It would be rivetting if it was produced 10 years ago. Today it feels like a distracted rehash of a bunch of very interesting internet articles. The cliché is that Herzog is always worth watching and the cliché is always true, but it makes us miss the more incisive and weird Herzog.
Herzog asks the big philosophical questions about the omnipresent internet that has consumed our lives so rapidly we forgot to question its impact and purpose. Why he is a genius filmmaker is he lets his subjects reveal more of themselves than they intended, often by simply not cutting or not speaking when others would. Overall its a real mix of hope & dread for the future, tech ability vs the horror of human nature
As idiosyncratic and absurdly beautiful as any of Herzog's later documentary works. Yes there are some silly moments, but they have that strange poetry about them that elevate them beyond perhaps expected naysaying of modern techonolgy and it's ways. As per every Herzogian adventure we find larger-than-life characters in the fringes of his subjects. These elevate the subject matter beyond simple fact telling.

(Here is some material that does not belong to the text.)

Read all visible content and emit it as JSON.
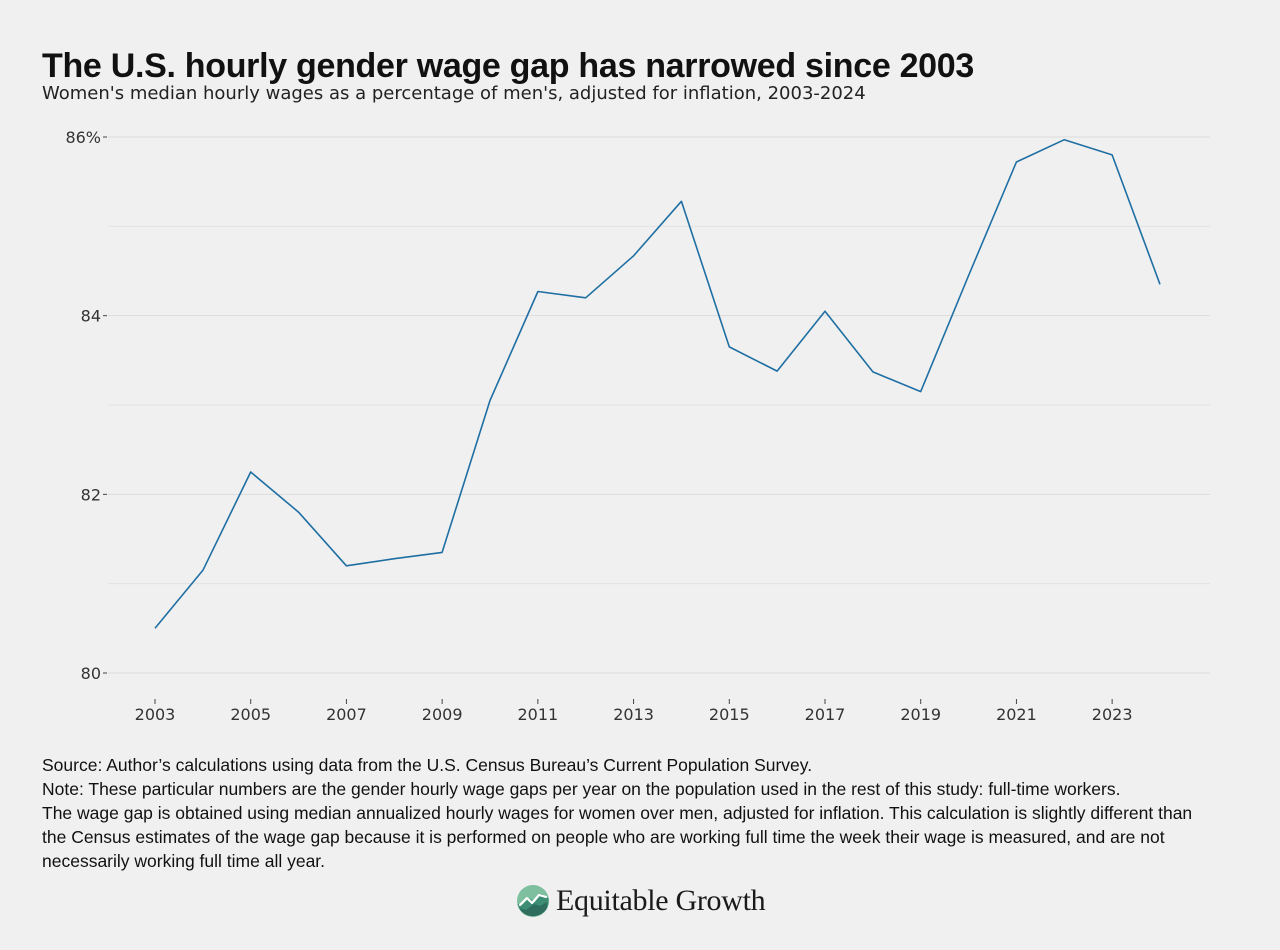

As always I find Herzog's style pleasing. His genuine curiosity, thorough covering of the subject and ability to illuminate some unexpected perspective you hadn't thought of before as an actual problem -like the people suffering from wireless radiation- exemplify why. Overall it did feel a little incoherent though, possibly because it tries to cover too much material from diverse fields. A nice documentary.
3.4 Interesting stuff. First thought: the subject is alien to Herzog. First impression: he manages to give us his unique perspective on the connected world. Second impression: some Herzog-isms are put in to satisfy his followers (the family portrait, the cell phone monks, the "repulsive" corridor etc.) - It might be possible to develop a Herzog algorithm for any possible subject by now.